Transformational leadership exhibits some unique characteristics. Leaders belonging to this group use emotions to motivate their followers which lets them act beyond 'exchange relations', a predefined framework of action. They are proactive and raise the expectation levels in their followers. They are highly inspirational in nature and provide intellectual stimulation, individualized consideration and exert on their follower's idealized influence of high order.

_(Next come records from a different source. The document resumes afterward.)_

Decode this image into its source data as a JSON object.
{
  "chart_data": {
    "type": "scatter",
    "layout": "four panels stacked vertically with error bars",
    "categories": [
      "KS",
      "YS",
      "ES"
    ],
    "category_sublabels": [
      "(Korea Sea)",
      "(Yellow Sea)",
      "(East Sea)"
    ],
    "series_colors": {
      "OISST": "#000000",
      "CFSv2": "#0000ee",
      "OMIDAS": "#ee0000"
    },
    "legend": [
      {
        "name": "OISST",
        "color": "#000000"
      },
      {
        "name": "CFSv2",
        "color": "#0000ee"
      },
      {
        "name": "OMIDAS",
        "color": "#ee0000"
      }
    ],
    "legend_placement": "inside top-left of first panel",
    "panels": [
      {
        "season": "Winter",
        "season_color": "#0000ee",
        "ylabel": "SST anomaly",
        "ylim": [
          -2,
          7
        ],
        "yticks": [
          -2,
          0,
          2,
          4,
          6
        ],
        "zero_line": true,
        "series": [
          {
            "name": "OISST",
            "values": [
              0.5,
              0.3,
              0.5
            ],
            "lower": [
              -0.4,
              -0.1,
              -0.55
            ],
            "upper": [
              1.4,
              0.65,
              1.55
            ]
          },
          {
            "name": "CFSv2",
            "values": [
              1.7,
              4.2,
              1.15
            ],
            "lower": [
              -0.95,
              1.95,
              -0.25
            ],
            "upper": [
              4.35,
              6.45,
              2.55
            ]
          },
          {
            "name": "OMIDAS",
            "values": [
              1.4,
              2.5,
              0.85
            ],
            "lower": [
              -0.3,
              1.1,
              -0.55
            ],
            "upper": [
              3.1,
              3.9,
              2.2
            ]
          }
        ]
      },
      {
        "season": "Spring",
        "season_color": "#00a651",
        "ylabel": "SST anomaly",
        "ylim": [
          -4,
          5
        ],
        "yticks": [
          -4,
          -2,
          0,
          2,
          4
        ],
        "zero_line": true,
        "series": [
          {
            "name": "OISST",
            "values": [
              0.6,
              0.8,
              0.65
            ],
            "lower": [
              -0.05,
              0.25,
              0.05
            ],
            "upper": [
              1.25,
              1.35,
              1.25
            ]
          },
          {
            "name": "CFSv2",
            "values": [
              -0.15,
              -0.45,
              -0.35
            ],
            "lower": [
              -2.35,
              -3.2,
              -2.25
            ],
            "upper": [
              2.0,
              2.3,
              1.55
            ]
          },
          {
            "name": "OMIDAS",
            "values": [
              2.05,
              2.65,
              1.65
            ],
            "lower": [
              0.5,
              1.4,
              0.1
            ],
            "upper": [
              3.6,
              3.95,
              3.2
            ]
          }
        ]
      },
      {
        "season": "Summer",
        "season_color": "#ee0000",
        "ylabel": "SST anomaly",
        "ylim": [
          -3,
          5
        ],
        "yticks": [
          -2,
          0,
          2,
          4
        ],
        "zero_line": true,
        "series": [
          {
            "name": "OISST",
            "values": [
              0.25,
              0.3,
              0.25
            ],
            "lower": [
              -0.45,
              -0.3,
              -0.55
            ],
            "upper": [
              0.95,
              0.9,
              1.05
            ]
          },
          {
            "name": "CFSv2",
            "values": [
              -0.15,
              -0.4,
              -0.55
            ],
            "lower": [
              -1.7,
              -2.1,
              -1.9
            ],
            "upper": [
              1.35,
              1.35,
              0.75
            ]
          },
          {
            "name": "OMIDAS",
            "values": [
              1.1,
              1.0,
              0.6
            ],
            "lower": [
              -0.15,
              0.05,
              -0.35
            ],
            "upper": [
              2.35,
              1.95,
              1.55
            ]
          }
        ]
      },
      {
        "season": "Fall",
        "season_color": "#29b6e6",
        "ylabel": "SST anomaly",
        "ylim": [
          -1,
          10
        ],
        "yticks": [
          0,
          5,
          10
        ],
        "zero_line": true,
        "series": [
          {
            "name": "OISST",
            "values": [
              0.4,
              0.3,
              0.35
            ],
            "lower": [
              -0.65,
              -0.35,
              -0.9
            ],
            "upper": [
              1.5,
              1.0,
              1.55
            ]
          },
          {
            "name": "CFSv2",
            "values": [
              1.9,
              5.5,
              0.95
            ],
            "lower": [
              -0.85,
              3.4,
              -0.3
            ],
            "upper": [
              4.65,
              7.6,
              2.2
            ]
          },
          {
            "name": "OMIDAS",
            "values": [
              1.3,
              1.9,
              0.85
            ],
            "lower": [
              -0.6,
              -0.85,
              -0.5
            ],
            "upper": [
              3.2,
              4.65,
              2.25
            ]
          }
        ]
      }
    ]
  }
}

These leaders have greater visions, possess management and rhetorical skills and use emotions to develop bonds with their followers. Considered as highly motivational, they imbibe in their followers the powers of setting goals, reaching to them and in the process giving up self-interest. Transformational leadership has been studied extensively and Bass and Avolio (1990, pp. 231– 272) and others have stated that they have certain unique qualities in order to be able to be transformational and the same include: clarity of purpose, clarity of values, persistence, love for work, desire for learning perpetually, enthusiasm, effective communication, courage, risk-taking capabilities, and love for work. Transactional leadership: Transactional leadership, on the other hand, does possess leadership qualities but lacks being transformational.
This leadership is adept at honoring mutual agreements but only that does not befit the qualities of being a mover and a shaker. These leaders are effort driven and reward-driven. They are the people who are more comfortable with dealing with the issue in hand rather than the visioning of a different future. These leaders are sort of manual-driven i. e., they follow a specific path of inducement, then reward, then sanction or even punishment so that they can control followers.
They do not have inherent powers to motivate; instead, they use the magic wand of the reward system to encourage their followers to set and accomplish goals. They bargain reinforcements with rewards (Bycio, Hackett, Allen, 1995, pp. 468– 478). Key differences between eachCharismatic leadership is aura-driven in nature; it is an embedded, probably in-born feature in the leader. Transformational leadership recognizes potential and exploits that in the desired direction. And transactional leadership is unlike both above as such leadership is controlling in nature; it uses bait to control followers.
The first two don't use any such thing.